Gaëlle Ranchou est médecin urgentiste et cheffe du service de soins palliatifs au CH de Périgueux, dont elle préside la commission médicale d'établissement.
La médecine est devenue tellement technique que les urgentistes, tout comme les réanimateurs, se posent au quotidien la question de savoir jusqu’où aller. Souvent confrontés à des détresses aiguës, ils sont en fait plus sensibilisés à la question des soins palliatifs que les collègues d’autres services spécialisés. Par exemple, les urgentistes font appel plus facilement aux Unités mobiles de soins palliatifs.
Quand j’ai passé ma capacité en Médecine d‘urgence, certains chefs m'ont sensibilisée à la notion de limitation thérapeutique et à l'importance de l’accompagnement de fin de vie, y compris dans un service d’urgence. La formation en soins palliatifs est très pauvre durant les études de médecine.

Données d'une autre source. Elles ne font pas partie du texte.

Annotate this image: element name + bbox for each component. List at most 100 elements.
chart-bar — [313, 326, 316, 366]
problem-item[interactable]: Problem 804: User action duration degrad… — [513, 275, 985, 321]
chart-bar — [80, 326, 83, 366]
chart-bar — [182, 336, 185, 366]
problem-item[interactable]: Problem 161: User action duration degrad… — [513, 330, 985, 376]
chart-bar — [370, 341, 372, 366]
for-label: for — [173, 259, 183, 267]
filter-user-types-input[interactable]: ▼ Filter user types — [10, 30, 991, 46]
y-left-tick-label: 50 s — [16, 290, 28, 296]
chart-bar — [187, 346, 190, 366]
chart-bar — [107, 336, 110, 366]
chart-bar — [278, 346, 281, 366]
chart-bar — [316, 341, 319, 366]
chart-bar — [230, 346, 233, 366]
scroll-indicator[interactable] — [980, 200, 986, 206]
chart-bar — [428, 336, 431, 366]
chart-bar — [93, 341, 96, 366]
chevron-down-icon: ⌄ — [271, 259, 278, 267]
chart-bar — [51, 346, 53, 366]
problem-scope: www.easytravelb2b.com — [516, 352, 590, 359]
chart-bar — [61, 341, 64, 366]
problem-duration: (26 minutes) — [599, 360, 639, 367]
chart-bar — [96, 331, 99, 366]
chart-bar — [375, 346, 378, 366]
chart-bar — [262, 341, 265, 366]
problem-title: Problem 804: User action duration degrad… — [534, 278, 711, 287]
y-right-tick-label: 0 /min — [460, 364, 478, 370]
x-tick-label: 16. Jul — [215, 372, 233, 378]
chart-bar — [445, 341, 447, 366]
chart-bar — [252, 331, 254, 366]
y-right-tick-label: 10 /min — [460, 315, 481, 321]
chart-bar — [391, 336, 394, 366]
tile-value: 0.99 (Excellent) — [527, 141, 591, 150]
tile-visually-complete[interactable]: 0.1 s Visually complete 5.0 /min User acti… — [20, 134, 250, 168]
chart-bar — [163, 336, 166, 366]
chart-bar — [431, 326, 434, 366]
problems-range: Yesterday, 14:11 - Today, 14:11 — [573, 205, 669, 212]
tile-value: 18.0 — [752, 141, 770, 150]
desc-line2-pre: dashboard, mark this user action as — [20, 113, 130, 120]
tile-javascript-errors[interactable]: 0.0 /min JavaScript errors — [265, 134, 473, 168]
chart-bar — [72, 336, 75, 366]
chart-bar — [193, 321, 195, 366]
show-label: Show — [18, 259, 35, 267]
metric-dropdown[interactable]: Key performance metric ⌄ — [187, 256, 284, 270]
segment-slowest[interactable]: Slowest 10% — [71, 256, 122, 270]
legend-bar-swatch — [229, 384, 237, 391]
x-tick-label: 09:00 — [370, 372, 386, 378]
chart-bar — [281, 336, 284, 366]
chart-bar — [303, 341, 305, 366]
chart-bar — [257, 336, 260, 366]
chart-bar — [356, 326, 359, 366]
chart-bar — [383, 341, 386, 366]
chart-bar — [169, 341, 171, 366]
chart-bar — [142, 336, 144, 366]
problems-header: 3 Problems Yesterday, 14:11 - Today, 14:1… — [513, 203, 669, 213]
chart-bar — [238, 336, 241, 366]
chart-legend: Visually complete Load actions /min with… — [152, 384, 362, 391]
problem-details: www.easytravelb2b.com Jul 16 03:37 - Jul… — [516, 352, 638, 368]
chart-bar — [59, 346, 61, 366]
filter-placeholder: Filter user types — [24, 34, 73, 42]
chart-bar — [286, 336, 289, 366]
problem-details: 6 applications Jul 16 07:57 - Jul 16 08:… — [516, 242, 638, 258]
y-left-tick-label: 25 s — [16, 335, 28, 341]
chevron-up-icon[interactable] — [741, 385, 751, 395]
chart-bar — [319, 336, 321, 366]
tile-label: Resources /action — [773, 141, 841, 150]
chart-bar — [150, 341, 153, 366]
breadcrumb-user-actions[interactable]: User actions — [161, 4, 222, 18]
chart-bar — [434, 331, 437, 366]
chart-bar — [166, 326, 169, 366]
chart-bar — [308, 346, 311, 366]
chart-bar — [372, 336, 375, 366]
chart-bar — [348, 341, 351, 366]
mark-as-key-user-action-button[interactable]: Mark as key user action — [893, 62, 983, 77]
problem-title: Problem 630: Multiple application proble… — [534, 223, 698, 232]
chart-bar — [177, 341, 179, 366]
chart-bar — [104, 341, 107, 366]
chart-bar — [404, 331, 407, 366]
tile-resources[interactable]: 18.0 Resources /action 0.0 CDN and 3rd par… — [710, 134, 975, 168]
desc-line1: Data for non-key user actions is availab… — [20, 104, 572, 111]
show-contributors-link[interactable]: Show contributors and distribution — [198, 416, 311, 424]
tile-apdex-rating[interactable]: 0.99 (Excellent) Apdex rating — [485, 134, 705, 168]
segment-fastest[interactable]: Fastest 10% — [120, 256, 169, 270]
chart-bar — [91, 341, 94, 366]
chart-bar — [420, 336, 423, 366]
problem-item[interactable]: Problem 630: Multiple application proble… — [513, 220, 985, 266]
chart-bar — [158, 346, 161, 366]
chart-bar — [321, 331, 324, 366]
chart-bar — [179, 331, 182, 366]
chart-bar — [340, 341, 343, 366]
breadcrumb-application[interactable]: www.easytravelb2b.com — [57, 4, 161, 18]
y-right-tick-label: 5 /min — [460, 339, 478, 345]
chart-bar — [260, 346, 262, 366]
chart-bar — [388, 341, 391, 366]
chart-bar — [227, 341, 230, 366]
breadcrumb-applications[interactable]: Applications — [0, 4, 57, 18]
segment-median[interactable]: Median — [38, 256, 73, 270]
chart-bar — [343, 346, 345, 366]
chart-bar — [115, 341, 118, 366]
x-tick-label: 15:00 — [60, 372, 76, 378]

C’est donc primordial que ce message soit transmis lors des stages.
Ces patients qui vivent leurs dernières heures dans les unités d’hospitalisation de courte durée sont souvent très âgés et non éligibles pour l’admission en réanimation. J’avais envie de m’en occuper. Je trouvais que cela avait du sens, même aux Urgences. Dans ce cadre-là, c’est à nous, urgentistes, de nous assurer qu'ils vont mourir dans les meilleures conditions.
Ces prises en charge très spécifiques m'ont d’emblée intéressée, médicalement et humainement. Surtout, elles ne me mettaient pas en difficulté. Cet enjeu est crucial. La formation des urgentistes est très poussée sur le plan technique et par ailleurs nous disposons de traitements de plus en plus efficaces. Cela amène certains collègues à considérer tout décès comme un échec personnel. Le risque, c’est de basculer vers l'acharnement thérapeutique.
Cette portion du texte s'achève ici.